We demonstrated for the first time that SCH 58261 is ergogenic since SCH 58261 increased V̇O₂max (F_1,36 = 27.7, η² = 0.44, β = 0.99, 95% CI 0.16–0.2, P < 0.5, Fig. 1C) and running power (F_1,35 = 55, η² = 0.61, β = 1.0, 95% CI 1.0–1.3, P < 0.05, Fig. 1D) in both sexes.

SCH 58261 had no effect on increasing RER of females (F_7,70 = 6.9, P < 0.5, η² = 0.43, β = 0.99, Fig. 1E) and males (F_7,84 = 9.4, η² = 0.57, β = 0.99, P < 0.5, Fig. 1E’). Exercise test raised the animals’ core (F_1,26 = 5.5, η² = 0.17, β = 0.62, 95% CI 28.7–29.39, P < 0.05, Fig. 1F) and tail temperature (F_1,22 = 81, η² = 0.78, β = 0.99, 95% CI 24.2–25.6, P < 0.05, Fig. 1G), with no effect of SCH 58261. Figure 1 shows the heating of the mouse’s tail in post-exercise recovery (rec) in relation to rest. Three females at estrus (Fig.S3C) were excluded from temperature experiments due to large exercise-induced tail hyperthermia⁴⁰. The previous results refer to females in diestrus (Fig.S3A), proestrus (Fig.S3B), and metestrus (Fig.S3D).

Neuronal A_2AR antagonism is ergogenic

Caffeine increases exercise performance in rodents^{16,17,19,26,40} and humans^{1,4,8,9,10,11,12,13,14,15,24,28,51,52}. Our results show the key role of A_2AR in the ergogenic effects of caffeine using pharmacological and genetic tools. Thus, the potent and selective A_2AR antagonist SCH 58261 displayed an ergogenic effect similar to that of caffeine, and the ergogenic effect of caffeine was abrogated in A_2AR KO mice.

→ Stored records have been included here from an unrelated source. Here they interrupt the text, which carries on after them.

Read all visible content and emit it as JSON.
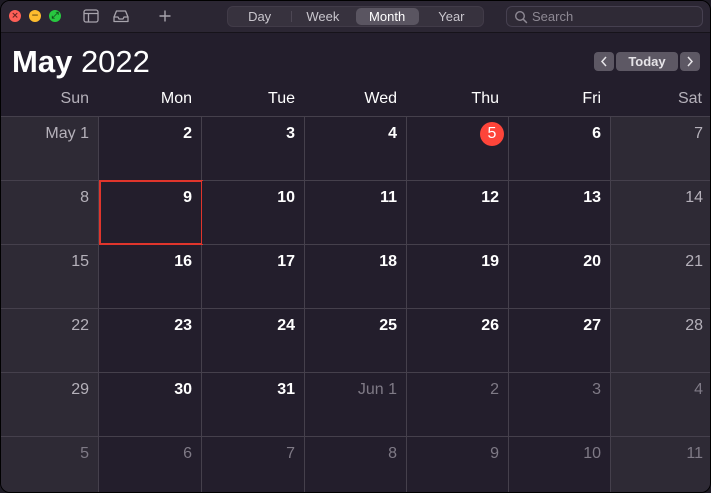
{
  "window": {
    "controls": [
      "close",
      "minimize",
      "zoom"
    ],
    "toolbar_icons": [
      "calendar-list-icon",
      "inbox-icon",
      "add-icon"
    ]
  },
  "view_tabs": [
    {
      "label": "Day",
      "selected": false
    },
    {
      "label": "Week",
      "selected": false
    },
    {
      "label": "Month",
      "selected": true
    },
    {
      "label": "Year",
      "selected": false
    }
  ],
  "search": {
    "placeholder": "Search",
    "value": ""
  },
  "header": {
    "month": "May",
    "year": "2022",
    "today_label": "Today"
  },
  "weekdays": [
    "Sun",
    "Mon",
    "Tue",
    "Wed",
    "Thu",
    "Fri",
    "Sat"
  ],
  "weeks": [
    [
      "May 1",
      "2",
      "3",
      "4",
      "5",
      "6",
      "7"
    ],
    [
      "8",
      "9",
      "10",
      "11",
      "12",
      "13",
      "14"
    ],
    [
      "15",
      "16",
      "17",
      "18",
      "19",
      "20",
      "21"
    ],
    [
      "22",
      "23",
      "24",
      "25",
      "26",
      "27",
      "28"
    ],
    [
      "29",
      "30",
      "31",
      "Jun 1",
      "2",
      "3",
      "4"
    ],
    [
      "5",
      "6",
      "7",
      "8",
      "9",
      "10",
      "11"
    ]
  ],
  "today": {
    "week": 0,
    "day": 4
  },
  "selected": {
    "week": 1,
    "day": 1
  },
  "other_month_cells": [
    [
      4,
      3
    ],
    [
      4,
      4
    ],
    [
      4,
      5
    ],
    [
      4,
      6
    ],
    [
      5,
      0
    ],
    [
      5,
      1
    ],
    [
      5,
      2
    ],
    [
      5,
      3
    ],
    [
      5,
      4
    ],
    [
      5,
      5
    ],
    [
      5,
      6
    ]
  ],
  "colors": {
    "today_badge": "#fe453a",
    "selection_border": "#e0352c",
    "background": "#231e2c"
  }
}
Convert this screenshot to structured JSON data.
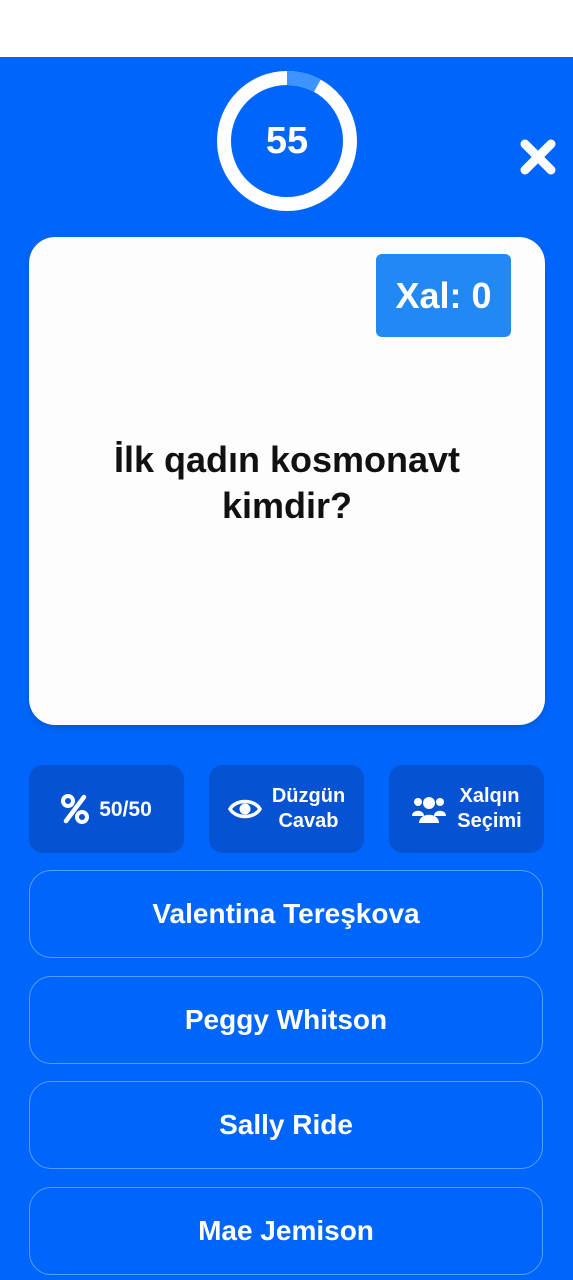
{
  "timer": {
    "value": "55",
    "progress": 0.92
  },
  "close": {
    "icon": "close-icon"
  },
  "question": {
    "score_label": "Xal: 0",
    "text_line1": "İlk qadın kosmonavt",
    "text_line2": "kimdir?"
  },
  "lifelines": {
    "fifty": {
      "label": "50/50",
      "icon": "percent-icon"
    },
    "correct": {
      "label_line1": "Düzgün",
      "label_line2": "Cavab",
      "icon": "eye-icon"
    },
    "audience": {
      "label_line1": "Xalqın",
      "label_line2": "Seçimi",
      "icon": "users-icon"
    }
  },
  "answers": [
    {
      "label": "Valentina Tereşkova"
    },
    {
      "label": "Peggy Whitson"
    },
    {
      "label": "Sally Ride"
    },
    {
      "label": "Mae Jemison"
    }
  ],
  "colors": {
    "background": "#0066fb",
    "ring_track": "#ffffff",
    "ring_progress": "#3d93ff",
    "card": "#fdfdfd",
    "score_badge": "#2288f4",
    "lifeline_bg": "#0552d3"
  }
}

SCH 58261 and caffeine improved V̇O₂max, running and critical power of wild type mice. These results are in line with the improved running time observed in caffeine-treated rats^16,26,53 and mice¹⁹. Further evidence for the ergogenic effect of caffeine is based on its ability to increase muscle power and endurance output in rodents^{54,55,56,57,58}. For the first time, we demonstrated that the selective antagonism of A_2AR is ergogenic. Also, for the first time, we demonstrated that the genetic inactivation of A_2AR impaired the ergogenic effects of caffeine. Tissue-specific A_2AR KO selectively in forebrain neurons further allowed showing that these ergogenic effects of caffeine are due to the antagonism of A_2AR in forebrain neurons. Thus, we suggest that caffeine decreases central fatigue during exercise. Moreover, caffeine decreased RER in the submaximal stages of the exercise test, an effect also abrogated in A_2AR KO mice. However, exercise-induced core and tail hyperthermia were similar among animals treated with SCH 58261 or caffeine, except for A_2AR KO mice, suggesting possible A₁R-A_2AR-mediated interactions^56,57 in the temperature control⁵¹.